大型语言模型（llm）已经多次被证明反映了系统偏差。与此同时，商业法学硕士的更新速度很快，通常不会通知最终用户，因此今天捕获的偏见档案可能明天就过时了。然而，文献仍然严重依赖于单一模型版本的一次性评估，在我们对偏见如何随着时间的推移而演变以及如何监测它们的理解上留下了空白。我们通过引入法学硕士偏见纵向评估框架来解决这一差距，重点关注政治偏见作为案例研究。该框架与模型无关、可复制且用户友好。它包括(i)通过日期标识符锁定模型版本，以保证时间的可比性；（ii）对立场陈述进行多提示问卷调查，以分析潜在的偏差；（iii）纵向统计评估框架，量化和推断模型之间的绝对偏差和漂移。此外，我们建议进行（iv）交叉问卷相关分析以揭示正交偏倚，以及(v)对模型角色分配机制的敏感性分析以分析对具体指令的稳健性。所有代码、提示和输出都是公开可用的，以便于复制和扩展到其他偏差分析。为了说明这个框架，我们研究了ChatGPT的政治偏见和人格特征，特别是比较了GPT-3.5、GPT-4、gpt - 40和GPT-5.2。此外，还分析了模型模拟政治观点（例如，自由或保守立场）的能力。在4000个生成的答案中，我们观察到不同版本之间明显的政治转变：虽然新模型看起来不那么左倾，但它们仍然模仿进步的性格特征，并表现出偏见。这些发现证明了偏见在更新过程中的持续存在和转变，强调了纵向监测的必要性。

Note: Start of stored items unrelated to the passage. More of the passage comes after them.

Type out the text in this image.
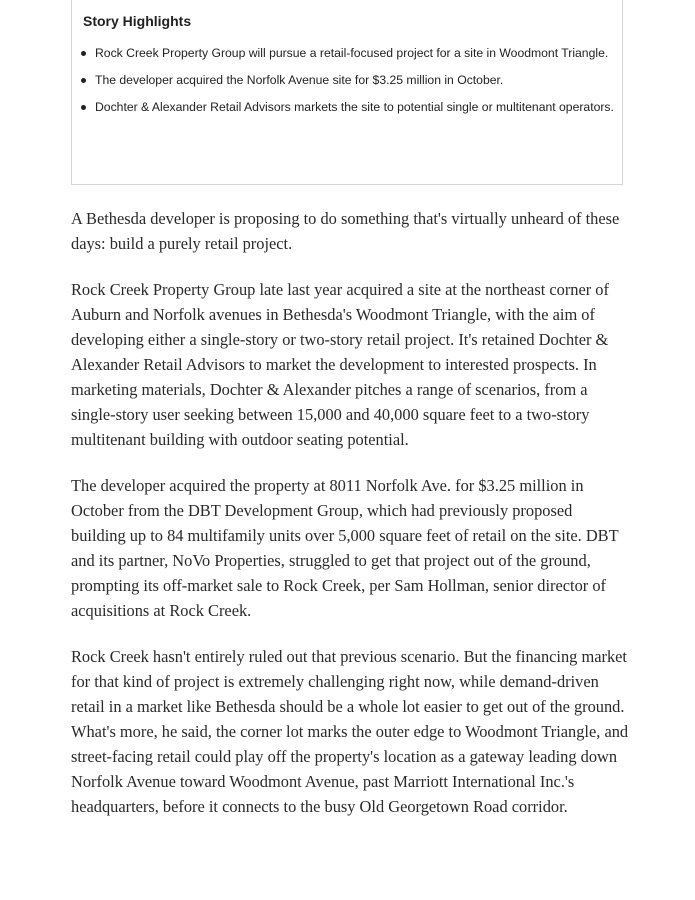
Story Highlights
Rock Creek Property Group will pursue a retail-focused project for a site in Woodmont Triangle.
The developer acquired the Norfolk Avenue site for $3.25 million in October.
Dochter & Alexander Retail Advisors markets the site to potential single or multitenant operators.

A Bethesda developer is proposing to do something that's virtually unheard of these days: build a purely retail project.

Rock Creek Property Group late last year acquired a site at the northeast corner of Auburn and Norfolk avenues in Bethesda's Woodmont Triangle, with the aim of developing either a single-story or two-story retail project. It's retained Dochter & Alexander Retail Advisors to market the development to interested prospects. In marketing materials, Dochter & Alexander pitches a range of scenarios, from a single-story user seeking between 15,000 and 40,000 square feet to a two-story multitenant building with outdoor seating potential.

The developer acquired the property at 8011 Norfolk Ave. for $3.25 million in October from the DBT Development Group, which had previously proposed building up to 84 multifamily units over 5,000 square feet of retail on the site. DBT and its partner, NoVo Properties, struggled to get that project out of the ground, prompting its off-market sale to Rock Creek, per Sam Hollman, senior director of acquisitions at Rock Creek.

Rock Creek hasn't entirely ruled out that previous scenario. But the financing market for that kind of project is extremely challenging right now, while demand-driven retail in a market like Bethesda should be a whole lot easier to get out of the ground. What's more, he said, the corner lot marks the outer edge to Woodmont Triangle, and street-facing retail could play off the property's location as a gateway leading down Norfolk Avenue toward Woodmont Avenue, past Marriott International Inc.'s headquarters, before it connects to the busy Old Georgetown Road corridor.
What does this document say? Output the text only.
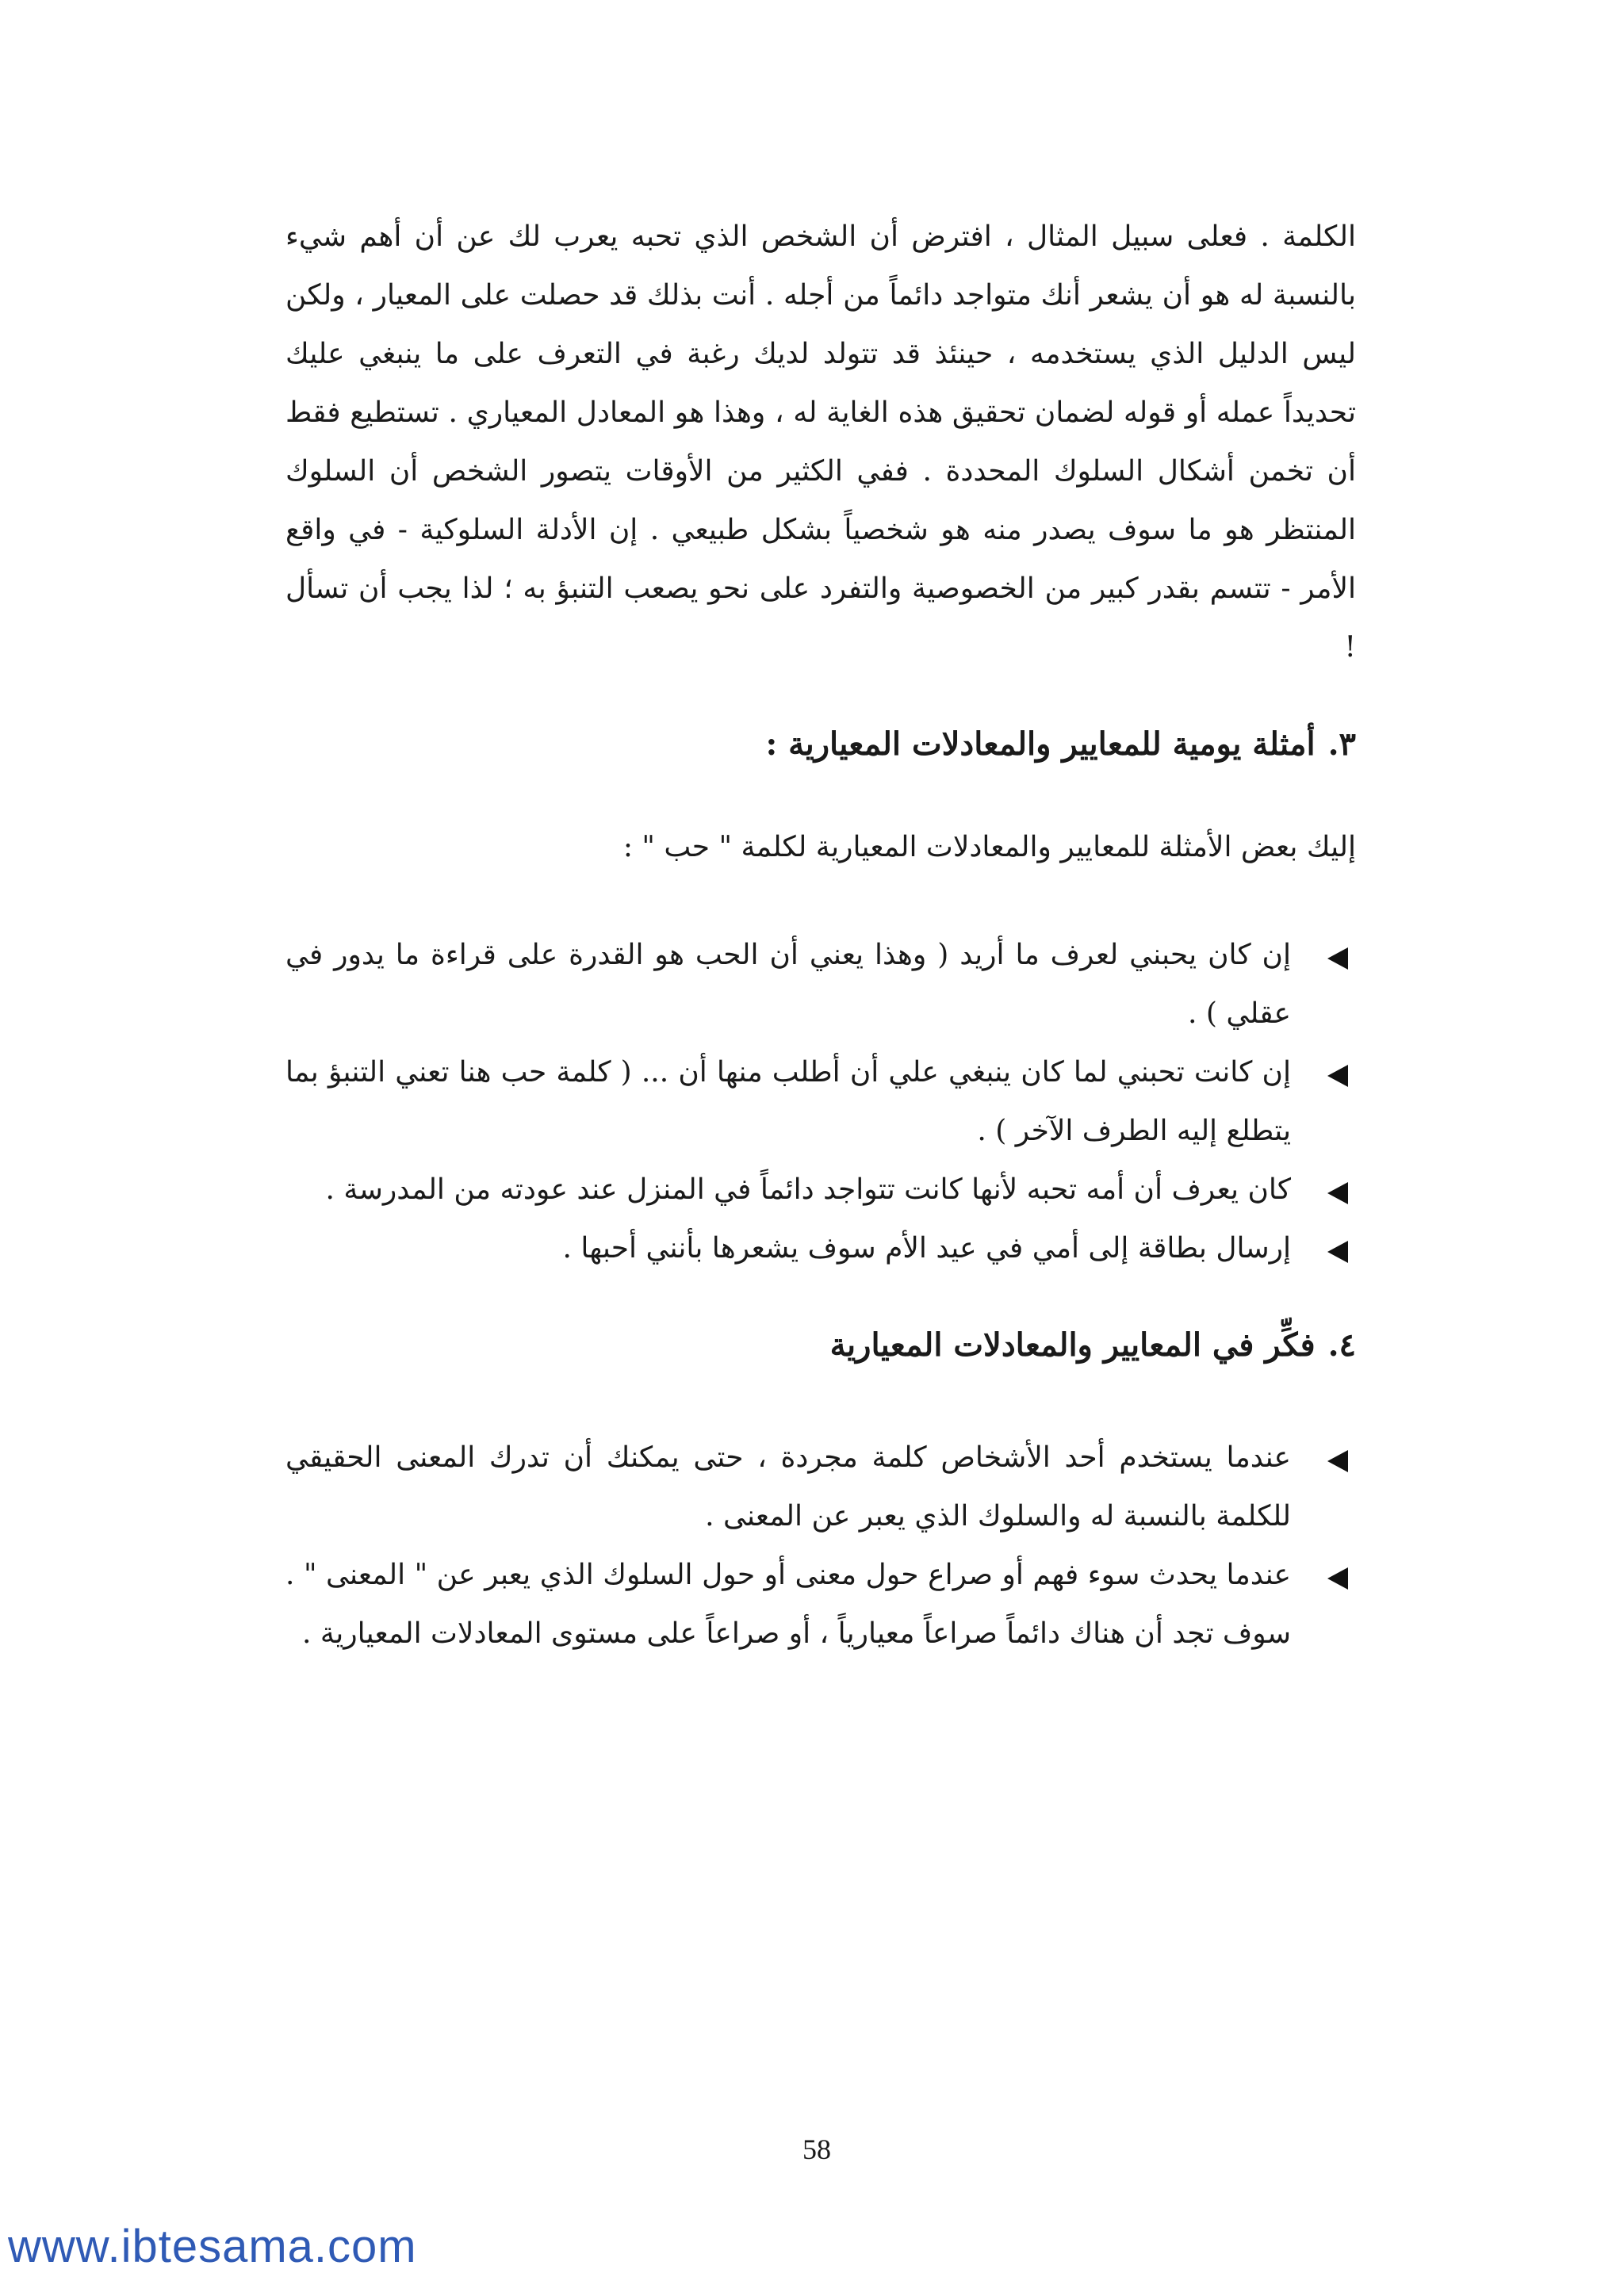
الكلمة . فعلى سبيل المثال ، افترض أن الشخص الذي تحبه يعرب لك عن أن أهم شيء بالنسبة له هو أن يشعر أنك متواجد دائماً من أجله . أنت بذلك قد حصلت على المعيار ، ولكن ليس الدليل الذي يستخدمه ، حينئذ قد تتولد لديك رغبة في التعرف على ما ينبغي عليك تحديداً عمله أو قوله لضمان تحقيق هذه الغاية له ، وهذا هو المعادل المعياري . تستطيع فقط أن تخمن أشكال السلوك المحددة . ففي الكثير من الأوقات يتصور الشخص أن السلوك المنتظر هو ما سوف يصدر منه هو شخصياً بشكل طبيعي . إن الأدلة السلوكية - في واقع الأمر - تتسم بقدر كبير من الخصوصية والتفرد على نحو يصعب التنبؤ به ؛ لذا يجب أن تسأل !

٣.
أمثلة يومية للمعايير والمعادلات المعيارية :

إليك بعض الأمثلة للمعايير والمعادلات المعيارية لكلمة " حب " :

إن كان يحبني لعرف ما أريد ( وهذا يعني أن الحب هو القدرة على قراءة ما يدور في عقلي ) .
إن كانت تحبني لما كان ينبغي علي أن أطلب منها أن ... ( كلمة حب هنا تعني التنبؤ بما يتطلع إليه الطرف الآخر ) .
كان يعرف أن أمه تحبه لأنها كانت تتواجد دائماً في المنزل عند عودته من المدرسة .
إرسال بطاقة إلى أمي في عيد الأم سوف يشعرها بأنني أحبها .
٤.
فكِّر في المعايير والمعادلات المعيارية
عندما يستخدم أحد الأشخاص كلمة مجردة ، حتى يمكنك أن تدرك المعنى الحقيقي للكلمة بالنسبة له والسلوك الذي يعبر عن المعنى .
عندما يحدث سوء فهم أو صراع حول معنى أو حول السلوك الذي يعبر عن " المعنى " . سوف تجد أن هناك دائماً صراعاً معيارياً ، أو صراعاً على مستوى المعادلات المعيارية .
58
www.ibtesama.com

本文章由计算机程序翻译，如有差异，请以英文原文为准。

求助全文

约1分钟内获得全文求助全文

来源期刊

Applied Stochastic Models in Business and Industry 数学-数学跨学科应用

CiteScore

2.70

自引率

0.00%

发文量

审稿时长

>12 weeks

期刊介绍： ASMBI - Applied Stochastic Models in Business and Industry (formerly Applied Stochastic Models and Data Analysis) was first published in 1985, publishing contributions in the interface between stochastic modelling, data analysis and their applications in business, finance, insurance, management and production. In 2007 ASMBI became the official journal of the International Society for Business and Industrial Statistics (www.isbis.org). The main objective is to publish papers, both technical and practical, presenting new results which solve real-life problems or have great potential in doing so. Mathematical rigour, innovative stochastic modelling and sound applications are the key ingredients of papers to be published, after a very selective review process. The journal is very open to new ideas, like Data Science and Big Data stemming from problems in business and industry or uncertainty quantification in engineering, as well as more traditional ones, like reliability, quality control, design of experiments, managerial processes, supply chains and inventories, insurance, econometrics, financial modelling (provided the papers are related to real problems). The journal is interested also in papers addressing the effects of business and industrial decisions on the environment, healthcare, social life. State-of-the art computational methods are very welcome as well, when combined with sound applications and innovative models.